Created 11-29-2016 11:59 AM
Hi guys,
I see surfing the internet that the max numbers of files stored in HDFS is equals at Integer.MAX_VALUE of JVM.
Any confirmation that the maximum number of files is this (2.147.483.647)?
Created 11-29-2016 12:08 PM
any file will be present inside a directory. As per the doc [1] the "dfs.namenode.fs-limits.max-directory-items" parameter defines the maximum number of items that a directory may contain.

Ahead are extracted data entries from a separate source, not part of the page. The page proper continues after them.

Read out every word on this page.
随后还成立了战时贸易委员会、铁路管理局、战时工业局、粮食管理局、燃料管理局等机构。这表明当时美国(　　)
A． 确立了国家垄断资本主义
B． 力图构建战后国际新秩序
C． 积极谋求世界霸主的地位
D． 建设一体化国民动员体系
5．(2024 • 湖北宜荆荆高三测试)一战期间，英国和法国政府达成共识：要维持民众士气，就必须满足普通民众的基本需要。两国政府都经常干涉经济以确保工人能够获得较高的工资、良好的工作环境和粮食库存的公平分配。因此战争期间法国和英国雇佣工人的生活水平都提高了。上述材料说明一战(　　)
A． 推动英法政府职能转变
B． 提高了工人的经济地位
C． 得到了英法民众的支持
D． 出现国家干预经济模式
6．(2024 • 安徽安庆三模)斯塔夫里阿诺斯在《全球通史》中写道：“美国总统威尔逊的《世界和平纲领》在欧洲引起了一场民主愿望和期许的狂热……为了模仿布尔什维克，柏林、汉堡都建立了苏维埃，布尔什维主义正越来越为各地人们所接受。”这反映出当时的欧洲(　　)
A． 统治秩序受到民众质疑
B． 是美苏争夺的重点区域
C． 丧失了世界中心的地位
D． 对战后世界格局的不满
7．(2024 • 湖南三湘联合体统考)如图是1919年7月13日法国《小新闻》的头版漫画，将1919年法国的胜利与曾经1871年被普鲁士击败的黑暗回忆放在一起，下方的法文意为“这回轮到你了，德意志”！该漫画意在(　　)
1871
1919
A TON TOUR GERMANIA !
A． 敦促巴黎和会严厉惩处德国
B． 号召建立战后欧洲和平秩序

https://hadoop.apache.org/docs/r2.4.1/hadoop-project-dist/hadoop-hdfs/hdfs-default.xml
dfs.namenode.fs-limits.max-directory-items | 1048576 | Defines the maximum number of items that a directory may contain. A value of 0 will disable the check. |
Created 11-29-2016 12:20 PM
The following piece of code explains the prediction:
// We need a maximum maximum because by default, PB limits message sizes // to 64MB. This means we can only store approximately 6.7 million entries // per directory, but let's use 6.4 million for some safety. final int MAX_DIR_ITEMS = 64 * 100 * 1000; Preconditions.checkArgument( maxDirItems > 0 && maxDirItems <= MAX_DIR_ITEMS, "Cannot set " + DFSConfigKeys.DFS_NAMENODE_MAX_DIRECTORY_ITEMS_KEY + " to a value less than 1 or greater than " + MAX_DIR_ITEMS);
.
I do not see any "Integer.MAX_VALUE" limitation on the whole HDFS. That does not look right.
Created 11-29-2016 06:58 PM
I believe the only overall HDFS limit is determined by how much memory is available in the namenode.

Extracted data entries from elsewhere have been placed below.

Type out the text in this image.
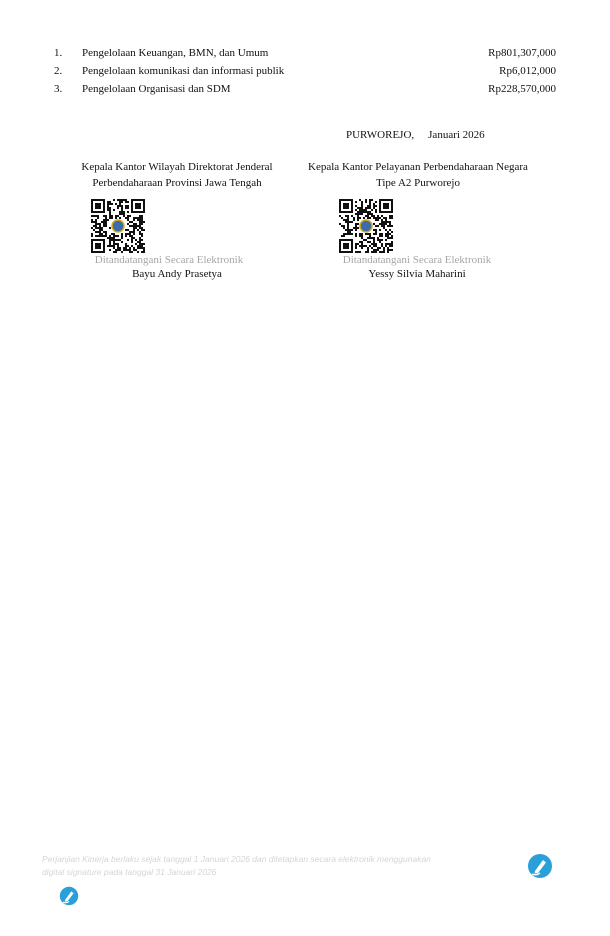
1.	Pengelolaan Keuangan, BMN, dan Umum	Rp801,307,000
2.	Pengelolaan komunikasi dan informasi publik	Rp6,012,000
3.	Pengelolaan Organisasi dan SDM	Rp228,570,000
PURWOREJO, Januari 2026
Kepala Kantor Wilayah Direktorat Jenderal
Perbendaharaan Provinsi Jawa Tengah
Kepala Kantor Pelayanan Perbendaharaan Negara
Tipe A2 Purworejo
Ditandatangani Secara Elektronik	Ditandatangani Secara Elektronik
Bayu Andy Prasetya	Yessy Silvia Maharini
Perjanjian Kinerja berlaku sejak tanggal 1 Januari 2026 dan ditetapkan secara elektronik menggunakan
digital signature pada tanggal 31 Januari 2026
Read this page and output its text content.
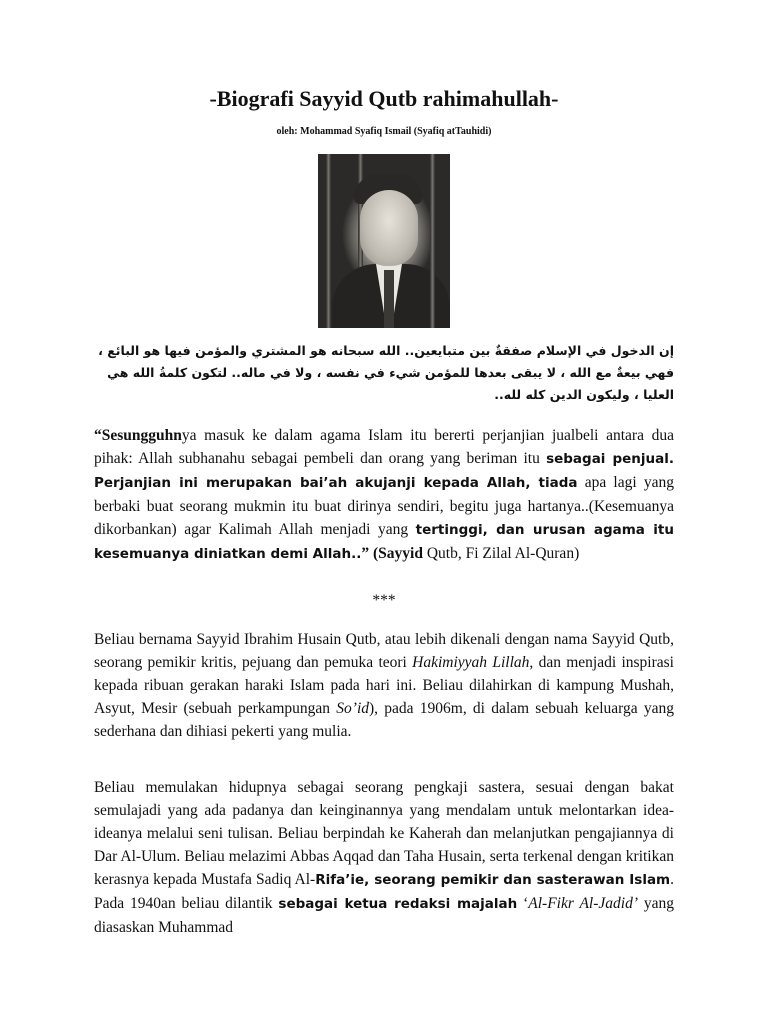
-Biografi Sayyid Qutb rahimahullah-

oleh: Mohammad Syafiq Ismail (Syafiq atTauhidi)

إن الدخول في الإسلام صفقةٌ بين متبايعين.. الله سبحانه هو المشتري والمؤمن فيها هو البائع ، فهي بيعةٌ مع الله ، لا يبقى بعدها للمؤمن شيء في نفسه ، ولا في ماله.. لتكون كلمةُ الله هي العليا ، وليكون الدين كله لله..

“Sesungguhnya masuk ke dalam agama Islam itu bererti perjanjian jualbeli antara dua pihak: Allah subhanahu sebagai pembeli dan orang yang beriman itu sebagai penjual. Perjanjian ini merupakan bai’ah akujanji kepada Allah, tiada apa lagi yang berbaki buat seorang mukmin itu buat dirinya sendiri, begitu juga hartanya..(Kesemuanya dikorbankan) agar Kalimah Allah menjadi yang tertinggi, dan urusan agama itu kesemuanya diniatkan demi Allah..” (Sayyid Qutb, Fi Zilal Al-Quran)

***

Beliau bernama Sayyid Ibrahim Husain Qutb, atau lebih dikenali dengan nama Sayyid Qutb, seorang pemikir kritis, pejuang dan pemuka teori Hakimiyyah Lillah, dan menjadi inspirasi kepada ribuan gerakan haraki Islam pada hari ini. Beliau dilahirkan di kampung Mushah, Asyut, Mesir (sebuah perkampungan So’id), pada 1906m, di dalam sebuah keluarga yang sederhana dan dihiasi pekerti yang mulia.

Beliau memulakan hidupnya sebagai seorang pengkaji sastera, sesuai dengan bakat semulajadi yang ada padanya dan keinginannya yang mendalam untuk melontarkan idea-ideanya melalui seni tulisan. Beliau berpindah ke Kaherah dan melanjutkan pengajiannya di Dar Al-Ulum. Beliau melazimi Abbas Aqqad dan Taha Husain, serta terkenal dengan kritikan kerasnya kepada Mustafa Sadiq Al-Rifa’ie, seorang pemikir dan sasterawan Islam. Pada 1940an beliau dilantik sebagai ketua redaksi majalah ‘Al-Fikr Al-Jadid’ yang diasaskan Muhammad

Created 11-29-2016 07:04 PM
Adding in @Tom Lyon update. You can refer to the following link to check the memory requirement for NameNode based on the number of files. Which talks up to "150-200" million files and the memory settings accordingly. However file count can grow more than that i guess. I did not find any such limitation documented yet.
Created 11-29-2016 10:07 PM
The maximum number of files in HDFS depends on the amount of memory available for the NameNode.
Each file object and each block object takes about 150 bytes of the memory. For example, if you have 10 million files and each file has 1 one block each, then you would need about 3GB of memory for the NameNode.
If I had 10 million files, each using a block, then we would be using: 10 million + 10 million = 20 million * 150 = 3,000,000,000 bytes = 3 GB MEMORY. Keep in mind the NameNode will need memory for other processes. So to support 10 million files then your NameNode will need much more than 3GB of memory.